На его счастье, супруг сиятельной красавицы Зинаиды, которую в окружении Императрицы все так и звали — «Сияние», от идеи экипажно-гужевой экскурсии через весь город предусмотрительно отказался. Благо система передаточных железных дорог Москвы предлагала более быстрый и комфортный способ добраться до их родовой усадьбы. За что спасибо надо было сказать шефу Юсупова: добрая половина этих путей, связывающих вокзалы и подходящие к ним железнодорожные магистрали, была проложена совсем недавно, в бытность Сергея Александровича на Московском хозяйстве. Не Сталинское метро, конечно, но тоже сделано было с умом, «на вырост», так сказать…

Небольшой, ухоженный, сверкающий хромом и полированной медью локомотивчик был «запряжен» в пару темно-зеленых вагонов с имперскими орлами на дверях. Багаж Руднева и его спутников отправился в первый, где, судя по всему, были спальные места и помещения для прислуги. Второй, куда поднялись гости и сопровождающие — а таковых оказалось четверо: кроме самого Феликса Феликсовича еще два улыбчивых армейских офицера с аксельбантами и стройный, одетый с иголочки юноша в штатском — оказался салон-вагоном.

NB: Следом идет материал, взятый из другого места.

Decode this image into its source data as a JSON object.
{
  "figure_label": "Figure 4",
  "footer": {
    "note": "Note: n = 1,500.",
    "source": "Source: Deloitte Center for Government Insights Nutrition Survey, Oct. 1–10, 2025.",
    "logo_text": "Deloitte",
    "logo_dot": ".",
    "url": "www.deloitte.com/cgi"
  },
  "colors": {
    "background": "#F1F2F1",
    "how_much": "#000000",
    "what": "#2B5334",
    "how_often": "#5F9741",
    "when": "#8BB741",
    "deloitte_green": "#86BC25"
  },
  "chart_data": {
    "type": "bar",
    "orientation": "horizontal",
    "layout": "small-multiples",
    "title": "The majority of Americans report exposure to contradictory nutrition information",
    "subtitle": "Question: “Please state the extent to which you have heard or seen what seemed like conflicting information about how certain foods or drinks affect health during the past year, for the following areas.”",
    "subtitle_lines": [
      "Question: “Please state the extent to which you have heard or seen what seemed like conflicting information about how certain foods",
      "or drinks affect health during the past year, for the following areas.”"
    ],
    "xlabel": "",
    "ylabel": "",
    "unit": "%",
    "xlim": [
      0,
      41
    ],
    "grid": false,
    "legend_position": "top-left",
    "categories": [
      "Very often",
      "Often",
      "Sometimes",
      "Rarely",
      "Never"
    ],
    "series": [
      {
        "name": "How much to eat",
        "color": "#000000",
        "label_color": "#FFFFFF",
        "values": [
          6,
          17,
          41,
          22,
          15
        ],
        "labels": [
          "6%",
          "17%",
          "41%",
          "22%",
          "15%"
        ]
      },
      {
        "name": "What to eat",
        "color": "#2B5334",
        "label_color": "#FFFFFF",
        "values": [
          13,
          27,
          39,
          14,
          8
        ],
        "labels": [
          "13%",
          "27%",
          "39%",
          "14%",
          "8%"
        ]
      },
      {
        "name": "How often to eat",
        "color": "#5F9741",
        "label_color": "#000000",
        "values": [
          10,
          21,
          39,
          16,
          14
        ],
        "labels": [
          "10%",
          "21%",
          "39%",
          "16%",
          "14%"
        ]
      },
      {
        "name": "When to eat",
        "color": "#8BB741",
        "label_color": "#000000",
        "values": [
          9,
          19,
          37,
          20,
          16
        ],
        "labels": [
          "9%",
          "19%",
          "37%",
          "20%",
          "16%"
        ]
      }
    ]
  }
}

На столах ожидало шампанское во льду, разнообразные закуски, а отдельная уютная курительная с двумя роскошными диванами, на случай необходимости кому-то с кем-то переговорить с глазу на глаз, давала возможность комфортного, приватного общения без помех для остальных пассажиров.

Подняв бокал-другой за встречу и знакомство, общество обменивалось последними новостями и шутками, когда Феликс Феликсович с извинениями перед офицерами пригласил Руднева «пошушукаться о делах наших грешных». И выразительно нахмурив брови, поманил за собой пока не известного Петровичу молодого человека, который присоединился к группе встречавших германского принца и его свиту позже момента официальных представлений.

Когда дверь конфиденс-купе бесшумно скользнув по роликам отделила их от остальной компании, князь Юсупов любезно пригласил Руднева присесть напротив него, у окна, а на долю загадочного юноши досталась лишь холодная фраза: «А ты постой пока…»

«Вот так вот. Интрига, однако… Только вряд ли перед нами сейчас кандидат на "неожиданную, радостную встречу».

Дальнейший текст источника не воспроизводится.